Even with true stories, everyone knows that Hollywood takes certain liberties to boost a particular film's dramatic value. After all, they are in the entertainment business, not the documentary business. Then there are those films that, for one reason or another, have some folks (often morons) convinced what they're watching what actually happened, either because of the skill of a particular director, the sincerity of a screenplay or a fiendishly clever marketing campaign.
An actual exorcism performed on an American boy in the late 1940s inspired author William Peter Blatty to write a novel, which became a bestseller and later adapted into what arguably became the quintessential horror film. But despite legions of readers and viewers who regularly mistake "inspired by" with "based on fact," there has never been a single documented account of an individual proven to be possessed by a demon. Still, a lot of folks bought into it back then, and even today you can find ill-informed write-ups on the Internet claiming The Exorcist is a true story.
THIS IS SPINAL TAP
The definitive mockumentary, so accurate in its depiction of the excesses, pitfalls and clichés of rock stardom that, upon its initial release, many mistook the film for an actual documentary about a real band. This actually worked against its box office success at the time. Simply too many people didn't realize it was a comedy.
THE AMITYVILLE HORROR
You gotta give the Lutz family credit... they fooled us all for awhile. Their story was infamously documented by author Jay Anson, who wasn't a particularly good writer, but the conceit that the story was true made his book a worldwide bestseller on par with The Exorcist. Hollywood came calling, of course, even though the subsequent film made so many wholesale changes to the narrative that we began to suspect even its producers didn't totally buy into the Lutz's story.
THE BLAIR WITCH PROJECT
Though not the first of its ilk, The Blair Witch Project has the dubious distinction of popularizing the found footage genre (yeah, thanks a lot, guys). But the true genius of this film was its marketing campaign, which took full advantage of the Internet to convince millions of gullible surfers that the footage was real.
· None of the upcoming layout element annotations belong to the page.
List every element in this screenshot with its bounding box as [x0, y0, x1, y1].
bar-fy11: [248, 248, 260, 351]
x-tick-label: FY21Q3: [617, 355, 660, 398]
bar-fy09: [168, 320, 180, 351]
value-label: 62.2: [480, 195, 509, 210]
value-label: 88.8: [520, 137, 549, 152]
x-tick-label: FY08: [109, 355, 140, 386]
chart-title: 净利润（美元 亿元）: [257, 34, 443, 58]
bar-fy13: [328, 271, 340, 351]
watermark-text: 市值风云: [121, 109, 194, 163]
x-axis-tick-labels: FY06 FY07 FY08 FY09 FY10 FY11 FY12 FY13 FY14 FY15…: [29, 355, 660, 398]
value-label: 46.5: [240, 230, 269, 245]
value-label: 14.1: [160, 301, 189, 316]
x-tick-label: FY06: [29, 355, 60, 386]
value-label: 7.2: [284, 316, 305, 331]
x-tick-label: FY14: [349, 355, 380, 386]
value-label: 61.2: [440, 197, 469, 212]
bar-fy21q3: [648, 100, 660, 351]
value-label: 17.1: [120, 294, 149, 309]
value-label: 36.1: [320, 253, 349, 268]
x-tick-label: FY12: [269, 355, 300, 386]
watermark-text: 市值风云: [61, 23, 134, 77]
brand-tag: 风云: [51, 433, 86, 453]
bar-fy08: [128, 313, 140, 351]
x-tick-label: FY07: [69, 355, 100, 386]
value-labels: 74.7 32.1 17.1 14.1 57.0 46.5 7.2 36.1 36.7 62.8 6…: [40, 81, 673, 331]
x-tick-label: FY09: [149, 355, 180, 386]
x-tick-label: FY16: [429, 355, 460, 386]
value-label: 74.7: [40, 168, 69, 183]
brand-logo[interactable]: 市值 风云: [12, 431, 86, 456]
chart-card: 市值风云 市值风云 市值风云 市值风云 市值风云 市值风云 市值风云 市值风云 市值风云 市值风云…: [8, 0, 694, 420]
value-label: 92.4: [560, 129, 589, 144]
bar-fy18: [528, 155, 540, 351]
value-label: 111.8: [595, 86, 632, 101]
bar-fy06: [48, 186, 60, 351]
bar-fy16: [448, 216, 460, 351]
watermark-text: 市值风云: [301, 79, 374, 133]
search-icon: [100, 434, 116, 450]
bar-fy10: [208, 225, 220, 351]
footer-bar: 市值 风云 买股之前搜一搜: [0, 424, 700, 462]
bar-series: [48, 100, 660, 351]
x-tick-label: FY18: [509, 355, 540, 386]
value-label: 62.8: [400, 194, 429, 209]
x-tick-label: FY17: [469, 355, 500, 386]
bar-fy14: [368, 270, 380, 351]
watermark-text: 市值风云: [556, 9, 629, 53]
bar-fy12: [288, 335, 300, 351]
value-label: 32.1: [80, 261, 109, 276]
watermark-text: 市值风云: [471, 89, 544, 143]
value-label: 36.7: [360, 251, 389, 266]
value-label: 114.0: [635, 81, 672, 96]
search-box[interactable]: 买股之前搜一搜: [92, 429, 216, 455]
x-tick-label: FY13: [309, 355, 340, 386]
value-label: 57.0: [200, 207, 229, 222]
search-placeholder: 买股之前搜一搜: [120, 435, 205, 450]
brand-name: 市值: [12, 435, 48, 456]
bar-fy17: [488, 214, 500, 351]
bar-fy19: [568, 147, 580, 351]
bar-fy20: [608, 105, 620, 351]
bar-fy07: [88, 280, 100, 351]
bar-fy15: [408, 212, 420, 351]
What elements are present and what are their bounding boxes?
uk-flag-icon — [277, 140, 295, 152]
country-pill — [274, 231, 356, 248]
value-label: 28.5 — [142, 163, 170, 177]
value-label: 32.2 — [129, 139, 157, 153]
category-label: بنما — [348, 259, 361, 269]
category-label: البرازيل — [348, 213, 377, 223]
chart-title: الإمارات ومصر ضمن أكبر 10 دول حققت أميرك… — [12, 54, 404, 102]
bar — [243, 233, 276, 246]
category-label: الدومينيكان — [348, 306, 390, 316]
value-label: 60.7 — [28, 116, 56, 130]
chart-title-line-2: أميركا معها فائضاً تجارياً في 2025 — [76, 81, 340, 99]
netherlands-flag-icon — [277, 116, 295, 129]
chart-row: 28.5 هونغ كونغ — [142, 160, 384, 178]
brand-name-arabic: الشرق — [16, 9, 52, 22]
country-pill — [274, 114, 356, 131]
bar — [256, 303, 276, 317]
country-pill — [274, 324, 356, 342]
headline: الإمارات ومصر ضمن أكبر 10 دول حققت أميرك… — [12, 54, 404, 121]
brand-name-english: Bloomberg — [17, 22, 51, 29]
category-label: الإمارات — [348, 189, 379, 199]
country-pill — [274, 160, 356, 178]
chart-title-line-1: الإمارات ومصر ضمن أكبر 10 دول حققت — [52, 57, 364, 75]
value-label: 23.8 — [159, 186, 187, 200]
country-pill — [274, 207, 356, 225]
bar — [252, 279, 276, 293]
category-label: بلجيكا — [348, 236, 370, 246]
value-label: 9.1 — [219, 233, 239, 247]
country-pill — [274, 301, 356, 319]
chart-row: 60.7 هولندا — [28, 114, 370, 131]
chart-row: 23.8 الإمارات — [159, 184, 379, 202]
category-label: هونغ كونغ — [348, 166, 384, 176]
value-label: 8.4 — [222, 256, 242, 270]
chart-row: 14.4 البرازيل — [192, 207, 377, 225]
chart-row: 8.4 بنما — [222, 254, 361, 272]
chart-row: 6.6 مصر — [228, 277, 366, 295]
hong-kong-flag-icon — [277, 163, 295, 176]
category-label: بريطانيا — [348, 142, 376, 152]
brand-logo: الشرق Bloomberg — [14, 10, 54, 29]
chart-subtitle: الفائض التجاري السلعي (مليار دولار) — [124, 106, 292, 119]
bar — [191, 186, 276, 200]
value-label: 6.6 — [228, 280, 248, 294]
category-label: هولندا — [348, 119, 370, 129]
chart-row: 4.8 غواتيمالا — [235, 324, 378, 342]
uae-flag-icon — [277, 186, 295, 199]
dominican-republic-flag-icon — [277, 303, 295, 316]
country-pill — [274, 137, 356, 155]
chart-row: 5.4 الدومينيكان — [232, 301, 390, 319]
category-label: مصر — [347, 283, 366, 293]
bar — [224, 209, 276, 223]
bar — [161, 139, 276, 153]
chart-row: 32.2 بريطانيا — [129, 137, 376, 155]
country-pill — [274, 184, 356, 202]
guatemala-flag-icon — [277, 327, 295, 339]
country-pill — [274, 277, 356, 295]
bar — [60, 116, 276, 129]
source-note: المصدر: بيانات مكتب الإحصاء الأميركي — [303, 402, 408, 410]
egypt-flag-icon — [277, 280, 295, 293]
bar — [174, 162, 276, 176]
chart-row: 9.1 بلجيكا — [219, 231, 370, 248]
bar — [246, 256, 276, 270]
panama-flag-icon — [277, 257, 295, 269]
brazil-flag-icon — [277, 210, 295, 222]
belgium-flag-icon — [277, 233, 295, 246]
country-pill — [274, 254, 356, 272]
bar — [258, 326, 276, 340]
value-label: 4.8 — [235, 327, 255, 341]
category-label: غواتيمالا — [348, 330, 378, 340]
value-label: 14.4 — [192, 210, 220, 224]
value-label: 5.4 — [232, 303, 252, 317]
THE TEXAS CHAINSAW MASSACRE
Director/co-writer Tobe Hooper was initially inspired by a real-life serial killer (Ed Gein). The story itself, however, is complete fiction. There has never been a chainsaw massacre by a family of cannibals in Texas or anywhere else. Still, it was promoted as a “true story,” which brought people out to the drive-ins in droves.
Introducing this as a true story, just for fun, is one of many reasons I love the Coen Brothers. A lot of folks didn't know it was a joke, which makes the ruse even cooler, and even inspired another wonderful film, Kumiko, the Treasure Hunter, about a woman’s quest to find the ransom money buried by Steve Buscemi’s character near the end of Fargo.
Yeah, their was once a great ship. Yeah, it sank on its first voyage. Yeah, it was tragic. But that’s the extent of the reality of James Cameron’s Titanic. And sure, most of us free-thinking adults already know this. But as a middle school teacher back when this film was a pop culture phenomenon, I can attest to the legions of awestruck teenage girls convinced the doomed love story of Jack and Rose was part of the ship's history. A few even became pissed when I tried to break the news that the pair never existed.
SAVING PRIVATE RYAN
Despite the hyper-realistic Normandy Invasion sequence - and what your delusional high school history teacher might have suggested when he justified showing this - there was no Private Ryan, nor any mission to rescue him after all of his brothers were killed. Robert Rodat was initially inspired to write the screenplay after learning of eight siblings who died during the Civil War.